Axel Kicillof le propuso que Repsol devolviera las utilidades de los últimos cinco años. Unos 9.000 millones de dólares, cifra cercana a la cuenta total de las importaciones energéticas de la Argentina en el último año. O que trasladaran inversiones de la casa matriz desde el África para resarcir el “vaciamiento” que habrían provocado en la Argentina. Antonio Brufau, el presidente mundial de Repsol, contestó que esas soluciones eran inviables. Que podía estirarse hasta un eventual plan de inversiones en el país de 4.000 millones de dólares anuales durante los próximos cinco años. Mientras, desinvertirían para que el gobierno argentino adquiriera hasta el 30% de las acciones de la petrolera. El empresario catalán incluso prometió trabajar personalmente para que algunas de las megapetroleras chinas aportaran otros 25.000 millones de dólares en el próximo quinquenio, el volumen mínimo necesario para explotar los pozos de shale gas descubiertos en Vaca Muerta, Neuquén.

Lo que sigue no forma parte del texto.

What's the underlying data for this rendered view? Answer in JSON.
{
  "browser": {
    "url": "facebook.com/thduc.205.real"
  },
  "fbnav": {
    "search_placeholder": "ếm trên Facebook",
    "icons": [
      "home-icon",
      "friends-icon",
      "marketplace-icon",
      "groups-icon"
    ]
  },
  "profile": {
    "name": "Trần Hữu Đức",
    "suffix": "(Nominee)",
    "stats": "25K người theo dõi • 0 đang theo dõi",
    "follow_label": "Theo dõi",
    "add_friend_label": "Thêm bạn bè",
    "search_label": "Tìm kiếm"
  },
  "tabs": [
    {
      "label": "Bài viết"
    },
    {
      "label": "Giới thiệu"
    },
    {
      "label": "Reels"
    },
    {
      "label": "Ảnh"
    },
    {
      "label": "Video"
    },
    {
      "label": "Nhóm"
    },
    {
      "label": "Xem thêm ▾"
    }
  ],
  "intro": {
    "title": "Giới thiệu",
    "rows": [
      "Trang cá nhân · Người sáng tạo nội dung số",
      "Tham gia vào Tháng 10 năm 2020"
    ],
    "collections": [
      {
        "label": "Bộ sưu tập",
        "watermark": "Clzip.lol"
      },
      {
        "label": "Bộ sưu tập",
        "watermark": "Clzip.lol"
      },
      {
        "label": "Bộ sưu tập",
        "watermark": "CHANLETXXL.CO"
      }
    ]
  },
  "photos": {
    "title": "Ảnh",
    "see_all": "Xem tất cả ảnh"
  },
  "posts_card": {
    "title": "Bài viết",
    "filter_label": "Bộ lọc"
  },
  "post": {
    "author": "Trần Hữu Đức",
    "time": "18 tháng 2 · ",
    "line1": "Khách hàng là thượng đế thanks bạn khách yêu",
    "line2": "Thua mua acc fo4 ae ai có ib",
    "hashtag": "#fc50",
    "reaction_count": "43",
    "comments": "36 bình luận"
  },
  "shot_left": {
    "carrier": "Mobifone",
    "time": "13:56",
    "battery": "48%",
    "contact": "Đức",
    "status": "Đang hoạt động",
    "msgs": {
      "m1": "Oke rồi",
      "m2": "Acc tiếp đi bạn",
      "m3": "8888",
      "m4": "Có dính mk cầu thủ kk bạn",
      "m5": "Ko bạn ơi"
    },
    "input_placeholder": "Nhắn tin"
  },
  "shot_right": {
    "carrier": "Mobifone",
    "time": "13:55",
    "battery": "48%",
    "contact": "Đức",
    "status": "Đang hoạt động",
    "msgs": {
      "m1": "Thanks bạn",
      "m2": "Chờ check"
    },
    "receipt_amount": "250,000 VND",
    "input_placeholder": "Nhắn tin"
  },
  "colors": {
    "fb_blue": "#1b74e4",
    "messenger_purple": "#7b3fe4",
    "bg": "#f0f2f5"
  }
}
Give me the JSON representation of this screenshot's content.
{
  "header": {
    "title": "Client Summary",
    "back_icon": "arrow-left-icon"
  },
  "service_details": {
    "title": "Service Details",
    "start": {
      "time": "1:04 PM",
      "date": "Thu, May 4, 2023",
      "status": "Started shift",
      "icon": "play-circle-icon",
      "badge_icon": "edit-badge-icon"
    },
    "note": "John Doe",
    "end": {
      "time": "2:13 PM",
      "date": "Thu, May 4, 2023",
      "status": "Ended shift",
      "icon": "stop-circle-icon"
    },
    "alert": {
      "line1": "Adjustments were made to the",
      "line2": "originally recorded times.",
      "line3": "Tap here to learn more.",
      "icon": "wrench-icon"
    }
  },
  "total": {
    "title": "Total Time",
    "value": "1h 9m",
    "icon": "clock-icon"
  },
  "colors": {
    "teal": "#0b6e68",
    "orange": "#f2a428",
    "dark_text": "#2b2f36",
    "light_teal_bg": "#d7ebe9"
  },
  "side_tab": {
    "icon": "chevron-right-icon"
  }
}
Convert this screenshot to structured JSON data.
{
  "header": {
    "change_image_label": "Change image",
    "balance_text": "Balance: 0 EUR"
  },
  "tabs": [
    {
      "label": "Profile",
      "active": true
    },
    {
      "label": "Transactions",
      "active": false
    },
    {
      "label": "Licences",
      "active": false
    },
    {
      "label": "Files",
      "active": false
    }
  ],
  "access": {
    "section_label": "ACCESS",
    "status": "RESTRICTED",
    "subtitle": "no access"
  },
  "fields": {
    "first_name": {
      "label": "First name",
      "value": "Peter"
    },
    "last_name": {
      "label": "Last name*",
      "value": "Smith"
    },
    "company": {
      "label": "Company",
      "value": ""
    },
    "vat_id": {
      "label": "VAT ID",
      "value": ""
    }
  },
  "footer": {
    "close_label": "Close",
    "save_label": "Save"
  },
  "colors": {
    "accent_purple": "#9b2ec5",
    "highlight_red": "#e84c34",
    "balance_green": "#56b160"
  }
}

Hasta ahí, negociaba.

No estaba dispuesto a aceptar una salida extorsiva. Del otro lado, según contaría luego Brufau, solo escuchó chicanas y aprietes. Esa reunión del jueves 12 a la mañana, en las oficinas del Ministerio de Economía, terminó mal. Como dijo allí mismo el ministro Julio De Vido, era la última oportunidad de abrir una vía de negociación.